I tried using df['col'] and 'col' but none of these worked. When I use df['col'], I get this error:
AttributeError: 'DataFrameGroupBy' object has no attribute 'x'
When I use 'col', I get this error:
AttributeError: 'DataFrameGroupBy' object has no attribute 'x'
Here is an example implementation, first without the function, to generate the expected result, and then with the function.
import pandas as pd
# generate dataframe
df = pd.DataFrame()
df['col_A'] = [1, 4, 3, 2, 2, 1, 1, 4, 3, 2]
df['col_B'] = ['a', 'a', 'b', 'b', 'b', 'c', 'c', 'c', 'c', 'c']
# plot counts
import matplotlib.pyplot as plt
counts = df.groupby('col_B').col_A.count()
counts = counts.sort_values(ascending=False)
fig = plt.figure(figsize=(10,8))
counts.plot.barh(ylim=0).invert_yaxis()
# plot count with function
def count_barplot(data, x, y):
counts = data.groupby(y).x.count()
counts = counts.sort_values(ascending=False)
fig = plt.figure(figsize=(10,8))
counts.plot.barh(ylim=0).invert_yaxis()
# function call
count_barplot(df, df['col_A'], df['col_B'])
How do I specify the data frame column arguments inside the function and in the function call, so that the group-by function can recognize them?
Upvotes: 1
Views: 3034
Reputation: 4011
The problem is that your function call is providing a a dataframe and two series as its arguments, while what you want to pass is a dataframe and column names. Note that you also want to use the []

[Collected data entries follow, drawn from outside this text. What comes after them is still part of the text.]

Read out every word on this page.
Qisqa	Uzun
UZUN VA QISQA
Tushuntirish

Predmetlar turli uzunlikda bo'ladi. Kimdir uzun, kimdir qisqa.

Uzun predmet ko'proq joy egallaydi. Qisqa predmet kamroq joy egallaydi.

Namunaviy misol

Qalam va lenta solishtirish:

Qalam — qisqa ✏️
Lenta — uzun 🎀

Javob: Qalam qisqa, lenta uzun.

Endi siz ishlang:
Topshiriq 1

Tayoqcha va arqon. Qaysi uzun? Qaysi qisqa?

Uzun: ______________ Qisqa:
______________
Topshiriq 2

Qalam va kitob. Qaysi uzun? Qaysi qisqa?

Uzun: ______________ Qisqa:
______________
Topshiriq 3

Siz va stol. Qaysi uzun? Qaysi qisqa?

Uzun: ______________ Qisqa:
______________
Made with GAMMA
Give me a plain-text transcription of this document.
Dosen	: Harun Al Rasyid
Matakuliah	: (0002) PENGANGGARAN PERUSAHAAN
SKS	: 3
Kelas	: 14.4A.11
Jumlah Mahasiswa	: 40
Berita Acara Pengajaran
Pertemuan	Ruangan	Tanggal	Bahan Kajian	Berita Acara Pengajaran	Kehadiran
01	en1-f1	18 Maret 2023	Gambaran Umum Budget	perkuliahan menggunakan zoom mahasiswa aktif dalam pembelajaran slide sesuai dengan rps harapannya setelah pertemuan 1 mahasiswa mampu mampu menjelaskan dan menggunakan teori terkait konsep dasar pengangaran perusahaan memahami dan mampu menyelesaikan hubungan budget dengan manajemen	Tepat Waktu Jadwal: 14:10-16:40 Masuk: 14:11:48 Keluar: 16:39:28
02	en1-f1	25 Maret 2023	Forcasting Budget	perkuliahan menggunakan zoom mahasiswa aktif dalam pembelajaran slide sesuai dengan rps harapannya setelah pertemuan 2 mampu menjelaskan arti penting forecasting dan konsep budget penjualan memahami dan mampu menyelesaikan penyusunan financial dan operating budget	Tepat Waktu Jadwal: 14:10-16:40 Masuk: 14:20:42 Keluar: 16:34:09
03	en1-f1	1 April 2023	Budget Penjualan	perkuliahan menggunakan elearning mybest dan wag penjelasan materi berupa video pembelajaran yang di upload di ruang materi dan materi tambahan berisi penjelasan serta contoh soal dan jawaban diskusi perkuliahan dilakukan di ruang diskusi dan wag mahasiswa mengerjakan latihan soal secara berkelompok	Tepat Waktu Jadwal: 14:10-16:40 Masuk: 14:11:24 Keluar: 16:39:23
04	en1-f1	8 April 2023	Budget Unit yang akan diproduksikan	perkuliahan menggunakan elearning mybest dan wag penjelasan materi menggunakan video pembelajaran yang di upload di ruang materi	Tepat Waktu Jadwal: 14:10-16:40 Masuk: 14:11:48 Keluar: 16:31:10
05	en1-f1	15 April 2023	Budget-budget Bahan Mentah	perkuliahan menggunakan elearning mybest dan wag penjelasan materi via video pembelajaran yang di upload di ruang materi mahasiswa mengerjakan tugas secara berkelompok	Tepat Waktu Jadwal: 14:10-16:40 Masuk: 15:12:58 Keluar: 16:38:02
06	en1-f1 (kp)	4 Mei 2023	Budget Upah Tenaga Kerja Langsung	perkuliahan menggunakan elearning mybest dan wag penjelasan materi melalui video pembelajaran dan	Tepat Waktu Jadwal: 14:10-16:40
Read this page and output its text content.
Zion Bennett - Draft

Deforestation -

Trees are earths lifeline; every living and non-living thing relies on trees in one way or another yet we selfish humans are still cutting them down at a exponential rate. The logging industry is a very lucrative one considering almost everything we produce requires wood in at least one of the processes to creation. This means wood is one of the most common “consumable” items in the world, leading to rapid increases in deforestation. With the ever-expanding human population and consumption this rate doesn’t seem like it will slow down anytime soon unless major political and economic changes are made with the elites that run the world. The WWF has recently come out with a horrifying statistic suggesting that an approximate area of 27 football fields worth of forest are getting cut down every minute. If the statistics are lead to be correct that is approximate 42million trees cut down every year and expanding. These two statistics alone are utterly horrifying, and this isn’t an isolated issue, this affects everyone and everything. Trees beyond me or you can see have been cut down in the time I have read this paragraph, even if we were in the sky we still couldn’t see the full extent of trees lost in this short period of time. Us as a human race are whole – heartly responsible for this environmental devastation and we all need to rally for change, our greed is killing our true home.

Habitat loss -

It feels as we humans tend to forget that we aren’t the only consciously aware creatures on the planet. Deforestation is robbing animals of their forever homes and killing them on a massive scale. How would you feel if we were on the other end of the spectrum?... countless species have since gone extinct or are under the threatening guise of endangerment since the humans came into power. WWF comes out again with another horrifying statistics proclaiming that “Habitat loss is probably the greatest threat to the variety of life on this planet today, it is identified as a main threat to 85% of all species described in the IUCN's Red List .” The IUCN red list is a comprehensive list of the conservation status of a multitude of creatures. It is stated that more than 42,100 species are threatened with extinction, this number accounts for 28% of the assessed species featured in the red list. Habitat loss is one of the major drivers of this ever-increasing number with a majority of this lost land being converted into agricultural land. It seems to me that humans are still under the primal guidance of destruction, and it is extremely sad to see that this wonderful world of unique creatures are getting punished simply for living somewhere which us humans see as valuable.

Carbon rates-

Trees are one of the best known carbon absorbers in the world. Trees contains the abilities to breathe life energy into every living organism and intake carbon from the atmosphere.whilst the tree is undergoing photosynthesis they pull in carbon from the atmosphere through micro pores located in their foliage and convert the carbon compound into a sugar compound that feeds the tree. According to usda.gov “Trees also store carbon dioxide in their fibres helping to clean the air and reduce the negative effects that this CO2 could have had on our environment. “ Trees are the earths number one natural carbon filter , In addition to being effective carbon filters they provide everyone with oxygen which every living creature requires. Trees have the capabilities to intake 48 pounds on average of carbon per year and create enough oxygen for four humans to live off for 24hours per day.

syntax for referring to the column in your groupby
, and you can simplify your count method using the built-in value_counts()
method.
Thus, using your syntax:
# plot count with function
def count_barplot(data, x, y):
counts = data.groupby(y)[x].count()
counts = counts.sort_values(ascending=False)
fig = plt.figure(figsize=(10,8))
counts.plot.barh(ylim=0).invert_yaxis()
count_barplot(df, 'col_A', 'col_B')
or more simply:
# plot count with function
def count_barplot(data, y):
counts = df[y].value_counts()
fig = plt.figure(figsize=(10,8))
counts.plot.barh(ylim=0).invert_yaxis()
# function call
count_barplot(df, 'col_B')
or even
def count_barplot(data, x, y):
fig = plt.figure(figsize=(10,8))
df[y].value_counts(ascending=True).plot.barh(ylim=0)
Upvotes: 2
Reputation: 3910
This way it works for me:
def count_barplot(data, x, y):
counts = data.groupby(y)[x].count()
counts = counts.sort_values(ascending=False)
fig = plt.figure(figsize=(10,8))
counts.plot.barh(ylim=0).invert_yaxis()
# function call
count_barplot(df, 'col_A', 'col_B')
Upvotes: 2